У подножия холма – старый, запущенный тенистый сад. Веками вырастал он здесь в виде девственного леса, задолго до появления на этих местах тех людей, которые признаны здесь владельцами этой земли.

Потом, когда поселились здесь люди, лес расчистили, проделали в нем просеки и дорожки, вырубили лишнее, насадили недостававшее, и лес превратился в парк.

Еще позже наставили в нем статуй, беседок, всевозможных скамеек и колонок, так что он принял и совсем приглаженный вид. Но потом все это пошло на убыль; владельцы сменялись, уходили, появлялись новые, пока по одному из указов московских князей вся эта земля не перешла в род Стрешневых.

Настали суровые времена беспрестанных войн, во время которых мужское население «Стрешневки» отсутствовало из поместья, и им управляли женщины оста вавшиеся с детьми дома.

И сад пришел в запустение.

Колонны разрушились от времени, и никто не поправлял их, беседки подгнили, упали, сравнялись с землей, заросли лужайки и дорожки, и сад одичал, принял первобытный вид и, казалось, дремал, вернувшись к прежним грезам.

Вековые деревья сплетались вверху своими ветвями, и листва их образовывала как бы зеленый полог, сквозь который лучи солнца падали на землю в виде ровных золотых кружков. В саду стоял зеленый сумрак, даже среди дня.

С холма, на котором стояла усадьба, вела в сад узенькая дорожка, засаженная кустами терновника, и вводила прямо в самое сердце сада, в отдаленной части которого находилось природное озеро довольно больших размеров и значительной глубины.

Когда-то по гладкой поверхности его бегали лодки, и в нем водилась рыба. Теперь озеро это было так же запущено, как и самый сад. Оно покрылось зеленой порослью, так что неопытный глаз мог бы принять его за гладко выкошенную лужайку, если бы не отвратительное кваканье целого хора лягушек, нарушавших здесь ночную и вечную дрему запущенного парка.

Хорошо было на берегу этого озера в тихий вечерний час, когда постепенно исчезали золотые кружки с дорожек и когда косые кроваво-красные лучи заходящего солнца, прорывавшиеся сквозь промежутки между толстыми стволами деревьев, протягивались по засыпанным упавшим листом дорожкам длинными нитями красного цвета.

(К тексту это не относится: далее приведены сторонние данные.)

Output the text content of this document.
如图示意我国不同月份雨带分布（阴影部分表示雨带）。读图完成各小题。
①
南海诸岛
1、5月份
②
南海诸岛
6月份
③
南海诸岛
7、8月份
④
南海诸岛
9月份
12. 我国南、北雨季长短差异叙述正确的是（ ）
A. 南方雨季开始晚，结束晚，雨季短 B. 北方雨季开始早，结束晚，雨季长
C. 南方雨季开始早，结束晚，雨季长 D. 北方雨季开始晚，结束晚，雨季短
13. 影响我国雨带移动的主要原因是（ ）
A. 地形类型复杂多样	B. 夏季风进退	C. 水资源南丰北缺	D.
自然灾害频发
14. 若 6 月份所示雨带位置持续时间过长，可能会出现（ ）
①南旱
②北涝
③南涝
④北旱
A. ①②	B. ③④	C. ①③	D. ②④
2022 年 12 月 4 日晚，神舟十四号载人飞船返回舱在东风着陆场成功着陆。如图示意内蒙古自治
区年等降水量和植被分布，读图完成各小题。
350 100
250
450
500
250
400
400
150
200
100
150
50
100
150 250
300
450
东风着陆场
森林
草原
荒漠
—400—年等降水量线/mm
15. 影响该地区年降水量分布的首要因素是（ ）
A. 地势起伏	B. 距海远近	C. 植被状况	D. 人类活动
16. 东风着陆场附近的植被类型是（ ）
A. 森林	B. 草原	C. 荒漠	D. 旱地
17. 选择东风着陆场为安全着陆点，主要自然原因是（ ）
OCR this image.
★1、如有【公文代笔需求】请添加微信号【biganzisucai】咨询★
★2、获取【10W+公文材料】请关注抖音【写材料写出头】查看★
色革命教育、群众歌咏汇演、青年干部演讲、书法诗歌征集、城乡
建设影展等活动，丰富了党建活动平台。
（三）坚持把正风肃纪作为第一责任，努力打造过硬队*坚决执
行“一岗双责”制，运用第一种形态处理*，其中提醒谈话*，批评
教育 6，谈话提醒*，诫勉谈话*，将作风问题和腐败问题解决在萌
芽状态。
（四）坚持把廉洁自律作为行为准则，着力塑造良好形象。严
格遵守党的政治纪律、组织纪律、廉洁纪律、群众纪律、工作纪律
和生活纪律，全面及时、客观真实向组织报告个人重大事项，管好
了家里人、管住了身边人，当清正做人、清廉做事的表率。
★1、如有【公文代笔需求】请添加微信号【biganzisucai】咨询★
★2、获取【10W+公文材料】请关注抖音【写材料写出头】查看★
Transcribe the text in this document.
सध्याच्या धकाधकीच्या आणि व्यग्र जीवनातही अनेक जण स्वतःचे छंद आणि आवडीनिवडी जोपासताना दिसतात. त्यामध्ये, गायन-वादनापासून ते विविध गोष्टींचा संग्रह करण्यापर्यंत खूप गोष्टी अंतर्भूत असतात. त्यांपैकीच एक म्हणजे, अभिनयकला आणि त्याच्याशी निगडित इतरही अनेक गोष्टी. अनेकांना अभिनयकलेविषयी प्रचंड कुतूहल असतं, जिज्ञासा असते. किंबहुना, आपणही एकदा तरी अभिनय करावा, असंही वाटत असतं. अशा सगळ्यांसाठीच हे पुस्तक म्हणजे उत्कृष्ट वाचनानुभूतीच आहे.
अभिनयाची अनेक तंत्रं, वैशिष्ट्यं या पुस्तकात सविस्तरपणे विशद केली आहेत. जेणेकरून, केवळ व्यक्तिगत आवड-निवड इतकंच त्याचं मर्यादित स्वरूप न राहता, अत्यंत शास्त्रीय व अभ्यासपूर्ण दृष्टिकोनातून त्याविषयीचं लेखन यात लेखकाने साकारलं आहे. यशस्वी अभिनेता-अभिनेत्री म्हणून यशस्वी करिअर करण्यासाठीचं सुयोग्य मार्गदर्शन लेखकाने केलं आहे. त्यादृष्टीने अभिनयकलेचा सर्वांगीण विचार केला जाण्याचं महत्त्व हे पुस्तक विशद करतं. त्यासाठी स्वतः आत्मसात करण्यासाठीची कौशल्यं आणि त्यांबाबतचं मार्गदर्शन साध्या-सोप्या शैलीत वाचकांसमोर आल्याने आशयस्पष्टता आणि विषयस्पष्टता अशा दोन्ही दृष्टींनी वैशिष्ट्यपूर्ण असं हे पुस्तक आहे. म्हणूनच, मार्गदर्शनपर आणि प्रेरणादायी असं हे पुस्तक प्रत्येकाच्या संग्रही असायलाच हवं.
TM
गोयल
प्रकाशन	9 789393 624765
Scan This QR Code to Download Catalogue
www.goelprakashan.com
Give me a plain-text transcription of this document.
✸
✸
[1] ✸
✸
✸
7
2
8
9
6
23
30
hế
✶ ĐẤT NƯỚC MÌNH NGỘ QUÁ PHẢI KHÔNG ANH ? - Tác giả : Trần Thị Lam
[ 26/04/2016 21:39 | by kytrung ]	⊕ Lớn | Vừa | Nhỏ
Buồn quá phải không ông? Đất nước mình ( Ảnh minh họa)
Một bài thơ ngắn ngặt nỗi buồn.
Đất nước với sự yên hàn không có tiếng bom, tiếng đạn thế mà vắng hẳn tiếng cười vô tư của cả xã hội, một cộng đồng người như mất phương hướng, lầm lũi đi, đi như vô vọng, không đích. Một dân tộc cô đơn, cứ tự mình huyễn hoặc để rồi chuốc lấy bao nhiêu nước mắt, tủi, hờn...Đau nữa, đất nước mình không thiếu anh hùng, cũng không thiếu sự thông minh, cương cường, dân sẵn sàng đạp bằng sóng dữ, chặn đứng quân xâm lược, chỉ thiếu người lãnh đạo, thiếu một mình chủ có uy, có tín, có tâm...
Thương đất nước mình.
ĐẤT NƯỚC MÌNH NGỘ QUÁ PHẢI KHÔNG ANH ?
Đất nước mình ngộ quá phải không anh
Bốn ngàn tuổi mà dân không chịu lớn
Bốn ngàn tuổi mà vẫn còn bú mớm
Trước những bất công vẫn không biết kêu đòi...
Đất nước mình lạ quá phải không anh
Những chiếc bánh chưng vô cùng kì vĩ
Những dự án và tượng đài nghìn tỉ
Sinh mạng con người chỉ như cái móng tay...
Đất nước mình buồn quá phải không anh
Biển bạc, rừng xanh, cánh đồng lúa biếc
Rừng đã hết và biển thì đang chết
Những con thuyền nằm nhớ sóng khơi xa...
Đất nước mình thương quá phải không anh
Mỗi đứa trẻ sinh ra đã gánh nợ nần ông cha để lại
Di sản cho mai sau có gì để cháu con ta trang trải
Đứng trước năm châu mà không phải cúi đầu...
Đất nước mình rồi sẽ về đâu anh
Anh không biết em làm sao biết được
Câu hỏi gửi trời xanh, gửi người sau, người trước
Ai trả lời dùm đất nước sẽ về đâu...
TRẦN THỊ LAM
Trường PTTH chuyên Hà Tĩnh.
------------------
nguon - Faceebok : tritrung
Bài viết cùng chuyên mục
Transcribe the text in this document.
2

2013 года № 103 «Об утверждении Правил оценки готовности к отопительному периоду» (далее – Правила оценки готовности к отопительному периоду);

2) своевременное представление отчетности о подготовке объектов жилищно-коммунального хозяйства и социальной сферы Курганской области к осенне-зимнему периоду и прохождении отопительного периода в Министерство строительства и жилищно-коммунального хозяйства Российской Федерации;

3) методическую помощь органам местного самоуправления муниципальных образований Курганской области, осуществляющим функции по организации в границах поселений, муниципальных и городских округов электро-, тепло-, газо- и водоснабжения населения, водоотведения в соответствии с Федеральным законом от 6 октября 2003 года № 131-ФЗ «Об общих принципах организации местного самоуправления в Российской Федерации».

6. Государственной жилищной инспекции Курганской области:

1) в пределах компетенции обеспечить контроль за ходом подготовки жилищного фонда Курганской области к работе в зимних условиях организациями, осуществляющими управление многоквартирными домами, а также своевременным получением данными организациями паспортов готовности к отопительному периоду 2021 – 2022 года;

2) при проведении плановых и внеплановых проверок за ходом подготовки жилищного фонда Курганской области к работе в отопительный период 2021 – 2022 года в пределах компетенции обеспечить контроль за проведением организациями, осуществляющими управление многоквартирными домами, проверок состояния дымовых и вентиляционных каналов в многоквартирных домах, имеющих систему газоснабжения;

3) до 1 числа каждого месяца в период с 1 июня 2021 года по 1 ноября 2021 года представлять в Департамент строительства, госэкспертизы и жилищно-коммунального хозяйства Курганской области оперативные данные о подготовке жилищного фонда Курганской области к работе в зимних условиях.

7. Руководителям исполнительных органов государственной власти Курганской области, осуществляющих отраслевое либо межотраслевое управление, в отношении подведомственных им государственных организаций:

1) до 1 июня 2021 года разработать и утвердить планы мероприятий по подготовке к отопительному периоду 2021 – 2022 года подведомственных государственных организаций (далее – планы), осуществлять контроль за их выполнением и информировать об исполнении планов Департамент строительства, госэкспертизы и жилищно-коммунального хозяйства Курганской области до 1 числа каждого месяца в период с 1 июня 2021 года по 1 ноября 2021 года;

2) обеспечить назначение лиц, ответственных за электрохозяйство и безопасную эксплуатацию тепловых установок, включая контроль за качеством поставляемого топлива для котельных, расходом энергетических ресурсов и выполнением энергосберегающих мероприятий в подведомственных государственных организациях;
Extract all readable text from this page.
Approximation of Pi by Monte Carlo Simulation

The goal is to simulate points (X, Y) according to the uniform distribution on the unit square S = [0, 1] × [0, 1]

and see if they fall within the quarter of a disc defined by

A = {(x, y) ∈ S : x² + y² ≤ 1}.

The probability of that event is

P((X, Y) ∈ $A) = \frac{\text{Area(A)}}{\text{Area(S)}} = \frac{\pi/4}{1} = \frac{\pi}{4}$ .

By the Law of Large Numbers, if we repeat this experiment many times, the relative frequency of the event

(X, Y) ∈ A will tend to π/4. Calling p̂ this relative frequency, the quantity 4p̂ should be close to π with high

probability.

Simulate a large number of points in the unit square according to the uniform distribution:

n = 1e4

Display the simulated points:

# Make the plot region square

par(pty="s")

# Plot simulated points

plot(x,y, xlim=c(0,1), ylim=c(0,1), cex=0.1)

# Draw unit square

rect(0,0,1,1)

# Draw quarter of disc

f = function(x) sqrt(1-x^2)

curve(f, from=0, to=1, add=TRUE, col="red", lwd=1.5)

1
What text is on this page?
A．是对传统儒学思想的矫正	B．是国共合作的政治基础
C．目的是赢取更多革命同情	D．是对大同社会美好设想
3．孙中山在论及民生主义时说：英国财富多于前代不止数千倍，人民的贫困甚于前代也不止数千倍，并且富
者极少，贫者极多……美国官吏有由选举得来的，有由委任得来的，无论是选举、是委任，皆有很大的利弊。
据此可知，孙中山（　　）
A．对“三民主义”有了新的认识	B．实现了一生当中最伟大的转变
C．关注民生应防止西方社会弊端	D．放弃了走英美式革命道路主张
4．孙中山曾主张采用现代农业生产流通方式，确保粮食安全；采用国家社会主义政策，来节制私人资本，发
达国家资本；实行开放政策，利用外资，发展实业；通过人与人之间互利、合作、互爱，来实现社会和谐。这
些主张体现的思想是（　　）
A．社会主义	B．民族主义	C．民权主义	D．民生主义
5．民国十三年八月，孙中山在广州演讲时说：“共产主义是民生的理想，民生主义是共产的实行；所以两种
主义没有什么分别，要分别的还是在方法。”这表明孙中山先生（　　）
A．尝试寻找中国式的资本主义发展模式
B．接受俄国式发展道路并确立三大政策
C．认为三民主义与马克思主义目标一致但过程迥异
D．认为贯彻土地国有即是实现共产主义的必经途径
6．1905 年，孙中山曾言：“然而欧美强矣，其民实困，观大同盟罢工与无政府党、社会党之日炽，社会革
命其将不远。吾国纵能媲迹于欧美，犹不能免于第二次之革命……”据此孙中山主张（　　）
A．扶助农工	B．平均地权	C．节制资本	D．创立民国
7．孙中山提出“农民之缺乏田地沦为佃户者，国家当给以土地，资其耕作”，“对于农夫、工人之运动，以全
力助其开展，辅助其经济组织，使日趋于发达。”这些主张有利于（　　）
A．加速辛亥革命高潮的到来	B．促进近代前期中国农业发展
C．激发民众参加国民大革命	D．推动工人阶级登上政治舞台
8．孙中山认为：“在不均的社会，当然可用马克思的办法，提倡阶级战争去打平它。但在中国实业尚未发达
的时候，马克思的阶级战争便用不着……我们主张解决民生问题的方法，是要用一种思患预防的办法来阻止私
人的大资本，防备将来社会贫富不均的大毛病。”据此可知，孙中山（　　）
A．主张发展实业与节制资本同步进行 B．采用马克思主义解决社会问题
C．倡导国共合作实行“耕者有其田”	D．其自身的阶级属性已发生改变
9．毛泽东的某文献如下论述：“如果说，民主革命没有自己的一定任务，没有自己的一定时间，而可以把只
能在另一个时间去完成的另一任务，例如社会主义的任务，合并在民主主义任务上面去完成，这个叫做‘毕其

Хорошо и жутко было в саду, куда, как в заколдованное царство, не проникало извне никаких голосов жизни, и где были свои голоса, свои речи, непонятные людям.

Много видел лес на своем веку, и, быть может, на дне этого таинственного зеленого озера собралось немало тайн, навеки покрытых сплошным покровом зеленых порослей.

В описываемое время в усадьбе «Стрешневке» жил настоящий владелец ее, Никита Тихонович Стрешнев, со своей женой и с камеристкой жены, Марьей Даниловной.

Стрешнев получил чин генерала, но в последний поход он заслужил немилость царя и ушел из войска в свое поместье, где коротал жизнь в непривычных для него занятиях мирного помещика.

С детских почти лет привык он к походам и невзгодам тревожной лагерной жизни и очень заскучал, когда ему пришлось сесть на землю и коротать дни и вечера с немолодой и почти незнакомой ему женой, которую ему приходилось не видать годами.

Единственной, но великой зато утехой была ему Мария Даниловна, которую он четыре года тому назад вывез из Мариенбурга, немедленно привез к жене и поселил ее во флигеле рядом с усадебным домом.

В первое время он не успел достаточно насладиться любовью к этой красавице, потому что отпуск ему дан был самый короткий и он ушел опять на войну, брать под начальством того же Шереметева Нотебург на Невском «протоке» – маленькую крепостцу, обнесенную высокими стенами, выложенными из твердого гранитного камня.